Magozzi shifted uncomfortably in his chair. “I don’t want to do that, sir.”
Malcherson blinked, surprised. Magozzi never called him “sir.” “If you get a match on that slug from Wisconsin, they’re going to be in this up to their eyebrows tomorrow anyway. It’ll be their case then.”
“I know.”
“You’ll have to turn over all your files. Every scrap of paper.”
Magozzi nodded carefully, and Malcherson’s eyes narrowed.
“You didn’t write it down, did you? You’re not ever going to tell them whose prints they were. Or me, for that matter. Wait. Don’t answer that. I’d have to suspend you.” He sighed again, straightened his lapels, and grabbed a briefcase from his desk. “Gentlemen, I’m going home. I’m going to walk the dog and have a drink with my wife, or maybe the other way around, depending on which one is talking to me. Gino, give my best to Angela.”
“She’ll be pleased you thought of her, Chief.”
Malcherson stopped at the door, a little smile on his face. “You know, she probably will be. She’s that kind of person.

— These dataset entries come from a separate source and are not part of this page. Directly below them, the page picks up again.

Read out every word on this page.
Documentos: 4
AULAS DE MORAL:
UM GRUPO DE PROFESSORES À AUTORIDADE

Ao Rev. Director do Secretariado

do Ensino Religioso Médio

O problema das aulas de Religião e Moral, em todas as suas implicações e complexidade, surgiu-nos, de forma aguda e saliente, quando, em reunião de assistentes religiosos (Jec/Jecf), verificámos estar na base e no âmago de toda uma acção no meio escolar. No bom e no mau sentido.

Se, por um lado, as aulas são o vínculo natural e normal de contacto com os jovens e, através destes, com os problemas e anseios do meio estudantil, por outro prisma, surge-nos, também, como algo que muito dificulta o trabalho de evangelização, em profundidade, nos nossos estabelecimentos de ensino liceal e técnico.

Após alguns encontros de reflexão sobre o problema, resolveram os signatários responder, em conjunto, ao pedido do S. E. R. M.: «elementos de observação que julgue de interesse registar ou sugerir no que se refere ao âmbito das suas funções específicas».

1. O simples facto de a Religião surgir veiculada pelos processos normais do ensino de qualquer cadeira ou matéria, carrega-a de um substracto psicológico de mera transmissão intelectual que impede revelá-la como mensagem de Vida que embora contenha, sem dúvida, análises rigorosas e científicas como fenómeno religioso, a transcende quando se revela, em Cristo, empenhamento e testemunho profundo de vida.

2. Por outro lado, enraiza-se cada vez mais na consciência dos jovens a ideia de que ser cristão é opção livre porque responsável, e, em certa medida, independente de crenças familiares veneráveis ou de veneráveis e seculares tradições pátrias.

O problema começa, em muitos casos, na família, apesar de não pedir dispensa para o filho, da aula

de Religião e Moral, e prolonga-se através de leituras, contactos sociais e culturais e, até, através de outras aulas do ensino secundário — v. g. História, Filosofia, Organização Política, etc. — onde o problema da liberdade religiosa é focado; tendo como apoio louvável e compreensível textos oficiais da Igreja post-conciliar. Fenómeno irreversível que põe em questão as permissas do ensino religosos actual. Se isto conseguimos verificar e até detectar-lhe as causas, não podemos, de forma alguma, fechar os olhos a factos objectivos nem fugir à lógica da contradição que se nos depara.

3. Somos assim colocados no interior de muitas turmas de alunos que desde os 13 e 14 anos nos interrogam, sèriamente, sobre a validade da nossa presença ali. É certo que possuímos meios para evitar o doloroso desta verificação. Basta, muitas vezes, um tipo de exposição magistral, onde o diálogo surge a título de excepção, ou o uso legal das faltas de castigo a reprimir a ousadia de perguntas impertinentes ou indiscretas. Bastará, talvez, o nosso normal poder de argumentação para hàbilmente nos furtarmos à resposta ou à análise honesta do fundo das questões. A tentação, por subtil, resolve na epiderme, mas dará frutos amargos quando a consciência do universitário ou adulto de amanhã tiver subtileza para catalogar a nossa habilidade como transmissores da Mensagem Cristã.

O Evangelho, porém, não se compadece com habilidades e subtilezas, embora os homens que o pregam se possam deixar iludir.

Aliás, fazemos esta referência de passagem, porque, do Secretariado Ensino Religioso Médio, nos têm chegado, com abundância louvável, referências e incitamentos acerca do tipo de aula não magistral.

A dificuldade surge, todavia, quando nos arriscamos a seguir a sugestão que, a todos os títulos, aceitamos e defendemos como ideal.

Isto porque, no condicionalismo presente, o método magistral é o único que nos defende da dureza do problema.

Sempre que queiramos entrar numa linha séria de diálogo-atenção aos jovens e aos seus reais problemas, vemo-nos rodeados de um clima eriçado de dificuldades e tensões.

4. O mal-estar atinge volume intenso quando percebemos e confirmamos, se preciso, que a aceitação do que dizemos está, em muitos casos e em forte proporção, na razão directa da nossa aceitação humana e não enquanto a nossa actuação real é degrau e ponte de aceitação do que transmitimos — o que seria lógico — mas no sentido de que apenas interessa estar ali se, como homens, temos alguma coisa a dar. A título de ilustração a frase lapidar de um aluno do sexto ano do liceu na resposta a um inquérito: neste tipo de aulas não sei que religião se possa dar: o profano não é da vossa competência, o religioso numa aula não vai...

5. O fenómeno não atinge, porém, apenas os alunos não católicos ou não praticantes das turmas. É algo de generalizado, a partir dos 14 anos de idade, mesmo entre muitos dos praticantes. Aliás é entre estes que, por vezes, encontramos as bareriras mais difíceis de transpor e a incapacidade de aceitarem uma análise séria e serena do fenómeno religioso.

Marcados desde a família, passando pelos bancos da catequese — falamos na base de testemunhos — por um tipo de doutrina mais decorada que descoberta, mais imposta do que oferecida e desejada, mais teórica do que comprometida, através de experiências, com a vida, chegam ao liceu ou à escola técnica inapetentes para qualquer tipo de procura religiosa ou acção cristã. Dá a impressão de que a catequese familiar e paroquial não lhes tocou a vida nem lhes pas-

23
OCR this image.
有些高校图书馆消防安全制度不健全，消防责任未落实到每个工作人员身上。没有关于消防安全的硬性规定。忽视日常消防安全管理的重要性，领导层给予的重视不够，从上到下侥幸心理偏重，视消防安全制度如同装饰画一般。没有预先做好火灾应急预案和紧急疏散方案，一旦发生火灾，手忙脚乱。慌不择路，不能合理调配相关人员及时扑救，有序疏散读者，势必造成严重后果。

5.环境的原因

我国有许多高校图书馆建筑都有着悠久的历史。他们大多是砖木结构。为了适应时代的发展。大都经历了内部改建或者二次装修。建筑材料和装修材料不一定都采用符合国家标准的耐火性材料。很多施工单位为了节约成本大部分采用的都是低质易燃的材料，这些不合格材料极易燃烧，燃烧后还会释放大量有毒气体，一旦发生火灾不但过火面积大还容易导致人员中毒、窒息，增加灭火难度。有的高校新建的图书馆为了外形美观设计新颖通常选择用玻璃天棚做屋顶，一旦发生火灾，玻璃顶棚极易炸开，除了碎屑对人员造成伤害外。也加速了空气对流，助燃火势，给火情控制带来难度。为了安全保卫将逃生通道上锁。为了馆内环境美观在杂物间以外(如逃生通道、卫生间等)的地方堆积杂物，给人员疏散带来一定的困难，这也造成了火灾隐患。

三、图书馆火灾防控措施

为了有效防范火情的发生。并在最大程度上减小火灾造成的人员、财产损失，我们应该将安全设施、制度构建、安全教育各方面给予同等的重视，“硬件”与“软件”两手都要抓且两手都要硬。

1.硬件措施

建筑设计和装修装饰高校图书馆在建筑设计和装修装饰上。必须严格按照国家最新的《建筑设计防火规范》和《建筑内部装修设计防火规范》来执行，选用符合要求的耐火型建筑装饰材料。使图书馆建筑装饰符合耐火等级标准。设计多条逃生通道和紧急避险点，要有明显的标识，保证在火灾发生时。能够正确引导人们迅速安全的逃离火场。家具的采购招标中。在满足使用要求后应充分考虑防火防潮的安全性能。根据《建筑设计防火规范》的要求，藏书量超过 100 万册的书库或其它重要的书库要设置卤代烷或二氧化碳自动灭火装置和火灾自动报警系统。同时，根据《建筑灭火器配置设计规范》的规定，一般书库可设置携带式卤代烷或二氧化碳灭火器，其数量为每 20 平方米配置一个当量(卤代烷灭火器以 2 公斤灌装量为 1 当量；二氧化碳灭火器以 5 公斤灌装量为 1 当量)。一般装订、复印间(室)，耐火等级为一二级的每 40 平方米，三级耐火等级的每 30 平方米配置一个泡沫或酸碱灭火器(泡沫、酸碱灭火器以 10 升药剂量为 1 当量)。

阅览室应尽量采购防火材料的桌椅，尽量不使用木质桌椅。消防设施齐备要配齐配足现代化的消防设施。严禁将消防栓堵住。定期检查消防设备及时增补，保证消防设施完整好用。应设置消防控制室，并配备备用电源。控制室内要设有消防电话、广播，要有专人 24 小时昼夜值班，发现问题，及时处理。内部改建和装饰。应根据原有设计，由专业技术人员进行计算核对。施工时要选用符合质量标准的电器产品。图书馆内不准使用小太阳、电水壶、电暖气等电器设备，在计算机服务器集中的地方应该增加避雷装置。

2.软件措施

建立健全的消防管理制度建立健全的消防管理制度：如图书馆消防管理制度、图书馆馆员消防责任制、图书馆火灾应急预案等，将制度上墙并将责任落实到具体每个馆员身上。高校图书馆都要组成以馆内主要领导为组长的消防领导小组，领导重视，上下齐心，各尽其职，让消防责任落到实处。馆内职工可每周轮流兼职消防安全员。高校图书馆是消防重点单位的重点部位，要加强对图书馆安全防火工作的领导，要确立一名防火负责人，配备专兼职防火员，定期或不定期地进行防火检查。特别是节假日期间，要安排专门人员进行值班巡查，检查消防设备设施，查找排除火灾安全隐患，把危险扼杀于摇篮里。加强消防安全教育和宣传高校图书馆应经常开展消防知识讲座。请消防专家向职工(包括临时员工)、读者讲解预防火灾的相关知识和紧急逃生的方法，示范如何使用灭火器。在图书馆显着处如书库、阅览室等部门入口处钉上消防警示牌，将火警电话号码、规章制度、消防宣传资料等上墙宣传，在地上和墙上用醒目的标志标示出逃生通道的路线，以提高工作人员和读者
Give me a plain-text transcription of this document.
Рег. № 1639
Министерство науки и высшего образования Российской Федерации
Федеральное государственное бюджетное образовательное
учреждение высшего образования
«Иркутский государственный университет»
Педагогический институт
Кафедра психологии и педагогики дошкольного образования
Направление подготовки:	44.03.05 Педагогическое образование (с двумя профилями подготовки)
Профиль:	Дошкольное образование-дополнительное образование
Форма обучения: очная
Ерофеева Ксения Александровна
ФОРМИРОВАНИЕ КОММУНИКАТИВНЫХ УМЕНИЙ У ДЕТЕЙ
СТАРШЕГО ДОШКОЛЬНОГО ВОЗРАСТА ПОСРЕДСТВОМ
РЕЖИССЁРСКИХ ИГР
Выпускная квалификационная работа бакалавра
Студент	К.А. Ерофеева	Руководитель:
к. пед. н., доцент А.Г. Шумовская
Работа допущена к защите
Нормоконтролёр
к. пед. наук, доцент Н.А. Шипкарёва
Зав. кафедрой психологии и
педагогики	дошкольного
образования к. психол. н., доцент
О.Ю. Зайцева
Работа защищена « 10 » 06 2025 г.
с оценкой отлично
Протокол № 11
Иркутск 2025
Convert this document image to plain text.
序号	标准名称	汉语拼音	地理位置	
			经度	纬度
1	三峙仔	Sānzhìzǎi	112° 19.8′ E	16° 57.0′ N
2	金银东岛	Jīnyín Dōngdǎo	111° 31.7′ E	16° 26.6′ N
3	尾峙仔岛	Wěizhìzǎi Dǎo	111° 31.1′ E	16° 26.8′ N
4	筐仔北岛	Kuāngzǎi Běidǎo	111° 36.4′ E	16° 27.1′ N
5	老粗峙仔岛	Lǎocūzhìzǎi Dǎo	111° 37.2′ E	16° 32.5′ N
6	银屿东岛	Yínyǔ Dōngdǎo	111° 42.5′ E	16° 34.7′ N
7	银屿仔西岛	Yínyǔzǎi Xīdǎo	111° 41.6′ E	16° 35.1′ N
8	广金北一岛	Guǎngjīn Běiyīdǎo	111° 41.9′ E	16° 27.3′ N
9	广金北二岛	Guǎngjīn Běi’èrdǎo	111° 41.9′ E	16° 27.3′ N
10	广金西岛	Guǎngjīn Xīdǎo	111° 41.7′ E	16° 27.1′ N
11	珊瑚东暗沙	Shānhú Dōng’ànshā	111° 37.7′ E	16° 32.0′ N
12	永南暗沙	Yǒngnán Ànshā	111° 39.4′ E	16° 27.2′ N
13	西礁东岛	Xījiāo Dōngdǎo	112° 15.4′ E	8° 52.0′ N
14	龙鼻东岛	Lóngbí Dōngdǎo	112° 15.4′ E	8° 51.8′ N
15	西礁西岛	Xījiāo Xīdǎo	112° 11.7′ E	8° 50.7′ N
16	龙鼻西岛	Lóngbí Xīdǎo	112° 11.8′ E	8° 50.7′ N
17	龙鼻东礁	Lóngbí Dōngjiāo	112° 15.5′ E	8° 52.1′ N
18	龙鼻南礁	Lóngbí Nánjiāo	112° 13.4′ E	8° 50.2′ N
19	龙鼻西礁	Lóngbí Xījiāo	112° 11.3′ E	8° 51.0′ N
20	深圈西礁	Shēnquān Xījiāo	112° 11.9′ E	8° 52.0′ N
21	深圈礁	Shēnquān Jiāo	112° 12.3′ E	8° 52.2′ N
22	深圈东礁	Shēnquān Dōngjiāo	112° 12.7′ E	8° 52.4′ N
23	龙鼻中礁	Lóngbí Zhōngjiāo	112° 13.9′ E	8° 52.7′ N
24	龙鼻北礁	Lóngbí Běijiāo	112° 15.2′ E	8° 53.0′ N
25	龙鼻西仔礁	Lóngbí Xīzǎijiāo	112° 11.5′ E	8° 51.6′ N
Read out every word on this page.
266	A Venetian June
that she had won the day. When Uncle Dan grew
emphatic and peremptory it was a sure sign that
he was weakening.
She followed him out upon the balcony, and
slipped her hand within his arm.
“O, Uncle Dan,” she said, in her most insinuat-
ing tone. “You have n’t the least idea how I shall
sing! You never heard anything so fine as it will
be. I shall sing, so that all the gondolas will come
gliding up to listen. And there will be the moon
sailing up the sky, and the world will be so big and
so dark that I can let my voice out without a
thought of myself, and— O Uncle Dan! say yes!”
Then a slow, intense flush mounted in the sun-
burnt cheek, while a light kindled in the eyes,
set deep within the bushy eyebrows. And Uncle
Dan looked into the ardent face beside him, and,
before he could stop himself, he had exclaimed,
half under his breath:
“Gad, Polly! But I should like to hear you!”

God knows what you did to deserve her, Rolseth, but I assume it was in a former life.” He closed the door quietly behind him.
After he left Gino turned and eyed Magozzi. “Are you ever going to tell the chief they’re MacBride’s prints?”
Magozzi shrugged.
“You got any idea what kind of shitstorm is going to come down on you if she turns out to be the shooter?”
“MacBride isn’t the shooter, Gino.”
Gino slid down in the chair until his butt was on the edge,
leaned his head back, and closed his eyes. “Wish I was as positive about her as you are. So what do we do now, Kemosabi?”
“What the chief said, I guess. We’ll have Freedman pull some uniforms out of his hat to put on them, starting with third watch.”
Gino lifted his wrist and opened his eyes a slit to peer at his watch. “Third doesn’t start for a few hours.”
“Yeah. I thought we’d cover them till then.”
“Excuse me, but we’re two and they’re five.”
“They’re all going to be in the same place. They left their schedule with Gloria, remember? I checked it earlier.”
“You gotta call Angela. She’s gonna scream like a banshee.”
Magozzi smiled. “Angela never raised her voice in her life.”
“Yeah, you’re right. But she’ll whimper. I hate that.” Gino pushed himself out of his chair and stretched. “So where are we headed?”
Magozzi grinned at him.
“Oh, shit. It’s bad, isn’t it?”
H
alloran had just hung up with Detective Magozzi and was rising from his chair when Sharon Mueller walked into his office. He froze there for a minute, half in and half out of the chair, then sank back down slowly, speechless.
Apparently his reaction pleased her, because she smiled at him. “Gee, thanks, Halloran.”
“You’re wearing a dress,” he told her, just in case she hadn’t noticed.